The central strength of the book is its nimble movement between theoretical and empirical elements, and its comprehensive coverage of so many specific studies. The text is essentially an embodiment of the author’s vast and highly detailed knowledge of the field. And it is a great benefit to the cultural-sociological community that such a great deal of learning has been put together in such a clear and compact form. The book is a small triumph of the craft of thoughtful intellectual compression. It can most certainly be used in teaching advanced BA and MA students.
A look at the reference list tells of both presence and absence. Read not from the USA, from whence the text came and to which it seems primarily pitched, but from a UK perspective, we see that a few major cultural sociologists working within or near the British version of the cultural-sociological field, such as Andy Bennett and Alan Warde, are briefly name-checked but not subject to much discussion or attention at all. This is perhaps because the work of such persons does not fit neatly into the underlying assumption and claim of the book – that cultural sociology is primarily and centrally concerned with meaning-making. French and German authors are not really represented, and the obligatory Bourdieu is the Bourdieu appropriated and (re)constructed by scholars in the USA.

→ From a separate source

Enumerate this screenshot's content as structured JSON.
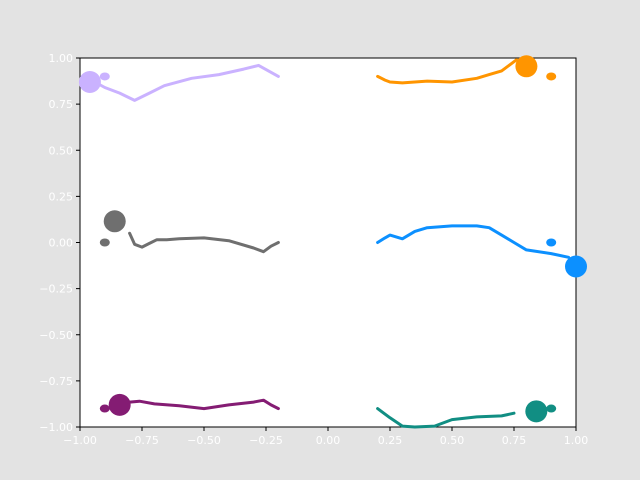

This all takes us back to a constantly occurring issue in the world field of ‘cultural sociology’. Obviously, different schools of thought define ‘cultural sociology’ differently, to one degree or another. But Spillman’s account suggests that there is, beyond more surface-level factional disputes, within the US cultural sociology field a general consensus to the effect that the field is essentially a set of studies about meaning. This may well be correct. And it is comprehensively illustrated with reference to the works of major American authors. But if that is how the Americans by and large think what cultural sociology ‘is’, there is no such consensus outside of that national field, either in other national situations or in inter- and trans-national networks and constellations. Beyond meaning, other candidates for the central focus of what cultural sociology is taken to be centrally about, might include today (symbolic) power and (culturally mediated) social inequalities. Some might say that it is not meaning but symbolism and aesthetics that are at the heart of it all. It depends who you ask, where they come from, where they live, and what institutional/intellectual complexes they are located within, and which ones they contribute to.
Spillman’s answer to the question What is Cultural Sociology? is lucid and convincing. It is also a question answered from within the American cultural sociology field, and thus it is an American answer. That is fine, as long as the question is taken to refer to something specific to the USA. But the book’s title, which is very general and non-context-specific, suggests more global, less nationally oriented answers are also required. Now we certainly know what ‘cultural sociology’ is, and is felt to be, within the USA. But we could also do with other books answering the same question, both with other national frames of references, as well as in ways which transcend those. Many other possible answers remain to be formulated in reply to the central question. Lyn Spillman has in the meantime given us an exemplary version of one possible answer among many.